California enacted the Age-Appropriate Design Code Act (AADC) last Thursday, September 15th– which will impose significant new child and teen safety requirements on a large variety of online services. The AADC goes into effect on July 1, 2024.
ZwillGen previewed this Act last March, shortly after it was introduced alongside similar potential federal legislation. Although the federal legislation has not made much progress, CA moved this bill quickly into law. The Act’s final version contains a few substantial changes from last spring, which are noted below with the full breakdown of the AADC’s requirements.
The AADC closely tracks a similar children’s design code adopted in the United Kingdom, with the main differences being the AADC’s focus on a child’s mental and physical “well-being,” and the lack of prescriptive requirements surrounding how to comply, such as the UK’s requirement to present tailored and “bite-sized” legal terms to different age ranges of minor users.

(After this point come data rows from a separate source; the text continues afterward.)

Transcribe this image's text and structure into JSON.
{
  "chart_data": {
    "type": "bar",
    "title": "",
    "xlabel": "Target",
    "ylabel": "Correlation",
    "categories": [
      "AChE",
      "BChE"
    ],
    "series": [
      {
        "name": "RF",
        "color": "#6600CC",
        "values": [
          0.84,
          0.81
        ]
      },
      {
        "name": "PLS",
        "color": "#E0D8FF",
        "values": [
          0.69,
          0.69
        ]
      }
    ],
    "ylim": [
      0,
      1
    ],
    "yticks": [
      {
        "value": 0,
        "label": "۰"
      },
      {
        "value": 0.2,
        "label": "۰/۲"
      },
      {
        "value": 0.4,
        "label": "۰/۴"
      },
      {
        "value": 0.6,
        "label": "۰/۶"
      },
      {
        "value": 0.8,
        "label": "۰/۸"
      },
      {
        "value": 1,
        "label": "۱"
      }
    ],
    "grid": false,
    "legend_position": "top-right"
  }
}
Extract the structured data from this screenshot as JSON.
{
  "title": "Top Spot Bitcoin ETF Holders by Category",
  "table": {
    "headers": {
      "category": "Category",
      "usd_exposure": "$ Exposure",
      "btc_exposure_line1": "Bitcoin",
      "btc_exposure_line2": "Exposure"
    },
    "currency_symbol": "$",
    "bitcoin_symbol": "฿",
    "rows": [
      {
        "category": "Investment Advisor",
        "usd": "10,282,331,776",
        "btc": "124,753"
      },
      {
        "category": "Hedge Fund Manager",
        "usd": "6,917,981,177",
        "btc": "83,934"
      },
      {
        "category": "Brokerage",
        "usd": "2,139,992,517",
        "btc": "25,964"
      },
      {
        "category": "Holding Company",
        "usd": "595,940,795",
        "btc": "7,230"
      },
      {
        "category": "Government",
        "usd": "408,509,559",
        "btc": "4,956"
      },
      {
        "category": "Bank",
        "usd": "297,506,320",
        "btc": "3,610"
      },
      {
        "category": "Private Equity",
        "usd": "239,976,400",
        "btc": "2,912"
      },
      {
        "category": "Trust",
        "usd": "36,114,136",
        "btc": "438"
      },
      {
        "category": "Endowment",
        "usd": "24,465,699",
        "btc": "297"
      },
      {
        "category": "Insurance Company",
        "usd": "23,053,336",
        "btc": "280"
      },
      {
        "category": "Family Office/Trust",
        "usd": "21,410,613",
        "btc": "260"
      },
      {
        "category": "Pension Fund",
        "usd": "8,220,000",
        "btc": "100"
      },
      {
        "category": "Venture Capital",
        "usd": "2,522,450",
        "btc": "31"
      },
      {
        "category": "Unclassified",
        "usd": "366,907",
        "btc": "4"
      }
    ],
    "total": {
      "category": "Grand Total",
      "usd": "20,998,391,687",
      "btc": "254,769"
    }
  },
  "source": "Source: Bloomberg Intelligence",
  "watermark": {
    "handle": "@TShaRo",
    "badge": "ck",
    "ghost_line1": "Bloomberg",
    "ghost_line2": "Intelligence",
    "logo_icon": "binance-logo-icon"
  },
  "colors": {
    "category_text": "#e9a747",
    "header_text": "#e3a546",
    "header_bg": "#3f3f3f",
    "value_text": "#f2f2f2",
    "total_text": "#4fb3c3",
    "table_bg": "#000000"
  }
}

The AADC applies broadly to all “businesses that provide online services, products, or features that children are likely to access.” Unlike the Children’s Online Privacy Protection Act (COPPA), which defines children as under 13 years of age, the AADC broadens the definition to all individuals under 18 years of age.

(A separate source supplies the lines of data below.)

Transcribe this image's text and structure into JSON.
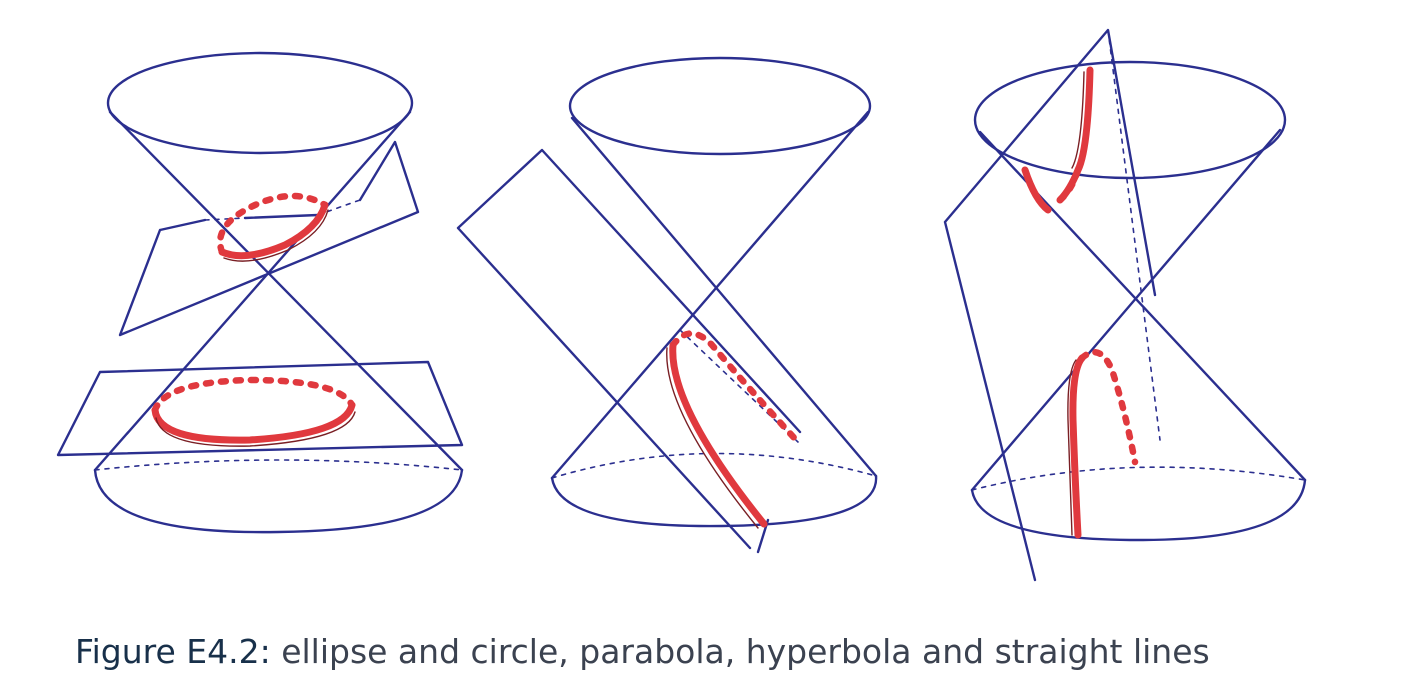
{
  "caption": {
    "label": "Figure E4.2:",
    "text": " ellipse and circle, parabola, hyperbola and straight lines"
  },
  "colors": {
    "cone_ink": "#2b2f8f",
    "section_ink": "#e0393e",
    "caption_label": "#18304a",
    "caption_text": "#3b4250"
  }
}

“Likely to be accessed by children” is defined as the “reasonable likelihood” that a child will access a service based on a list of six delineated factors. These factors include the COPPA standard for a service being “directed” to children, but also include a variety of factors that require the service to assess if a child is likely to access the service. For example, whether the service “has design elements that are known to be of interest to children.”
The AADC imposes several affirmative requirements on covered businesses. A few of the main actions that businesses will be required to take include:
- Complete a data protection impact assessment (DPIA) for every new online service, product, or feature likely to be accessed by children that documents and measures the “risk of material detriment to children;”

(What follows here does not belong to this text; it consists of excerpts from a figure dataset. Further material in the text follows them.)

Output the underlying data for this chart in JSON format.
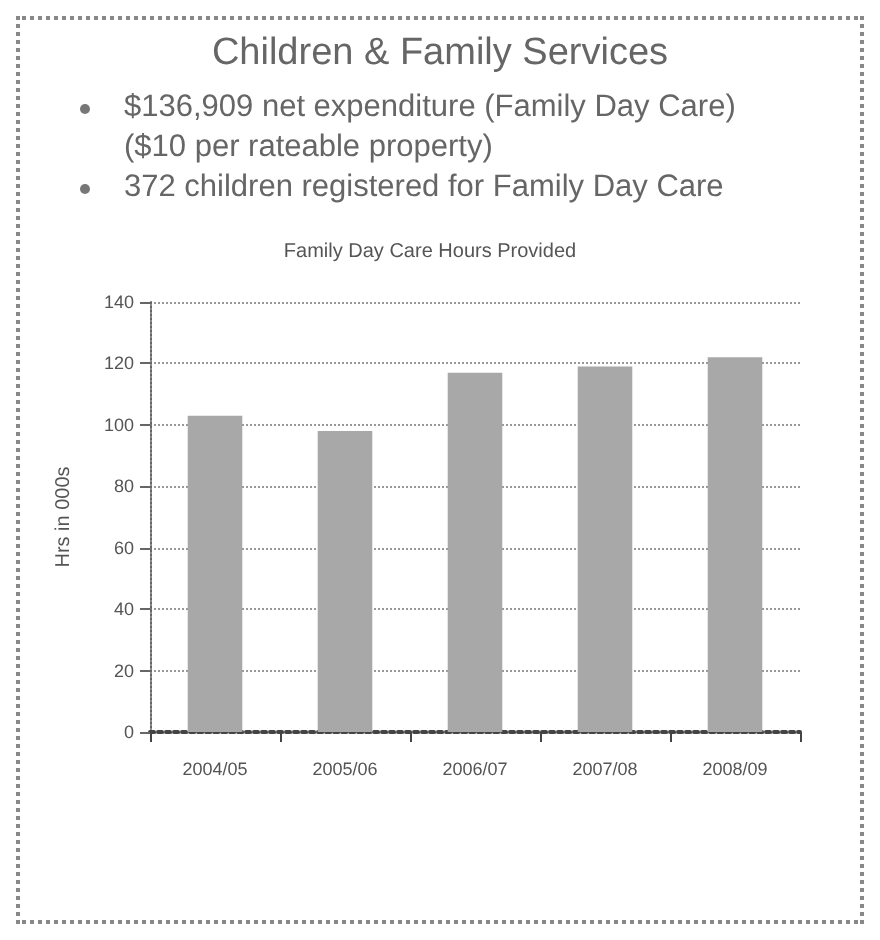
{
  "chart_data": {
    "type": "bar",
    "title": "Family Day Care Hours Provided",
    "subtitle": "Children & Family Services",
    "annotations": [
      "$136,909 net expenditure (Family Day Care)\n($10 per rateable property)",
      "372 children registered for Family Day Care"
    ],
    "ylabel": "Hrs in 000s",
    "categories": [
      "2004/05",
      "2005/06",
      "2006/07",
      "2007/08",
      "2008/09"
    ],
    "values": [
      103,
      98,
      117,
      119,
      122
    ],
    "color": "#a8a8a8",
    "ylim": [
      0,
      140
    ],
    "yticks": [
      0,
      20,
      40,
      60,
      80,
      100,
      120,
      140
    ],
    "grid": "y"
  }
}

- This must be completed by all current services prior to the July 1, 2024 implementation date.
- Set default privacy settings at a “high” level of privacy unless the business can demonstrate a “compelling reason” that a different setting is in the “best interest” of children;
- This requirement was amended to decrease the requirement from the previous language which required the “highest level of privacy.”
- Provide privacy policies and other related information “prominently” and in “clear language that is suited to the age of children likely to access;” and
- Provide an “obvious signal” to the child if the online service tracks their online activity.
Businesses’ services, products, or features will not be allowed to do the following:
- Use a child’s personal information in a way that is “materially detrimental” to their physical or mental health or well-being;
- Profile a child by default unless they meet a narrow exception;
- Collect, sell, share, or retain a child’s personal information in a way that is not “necessary” to provide the service, product, or feature unless there is a “compelling reason” that is in the best interest of the child;
- Collect, sell, or share any precise geolocation data of children by default unless it is “strictly necessary” to provide the service, product, or feature;
- This requirement was amended from the “compelling” reason language seen elsewhere in the statute – making this provision the hardest exception to meet in the bill.
- Use dark patterns to lead or encourage children to provide personal information.
The AADC implements several new standards that are not yet defined in this context, including what will be considered “materially detrimental” to a child, what constitutes a “high” level of default privacy, and what will be considered a “compelling reason” to exercise exceptions to the requirements.
Further, the AADC presents complex issues surrounding age authentication. Companies have several options to comply with the age provision of the AADC, but each option has costs and benefits. For example, companies could require users to authenticate their age every time they use the online service, but this may annoy users and reduce their desire to return. Or, companies could deploy identity verification procedures that would prevent frequent age authentication, but this results in increased costs and risks associated with collecting even more personal information. Ultimately, the AADC is poised to affect all Internet users, and companies will have to decide whether to adopt extensive age authentication measures or instead raise their privacy protections across the board for all users.
While the AADC will not go into effect until July 2024, companies should start to plan for how their products may be implicated in CA’s new law and begin to prepare the required DPIAs.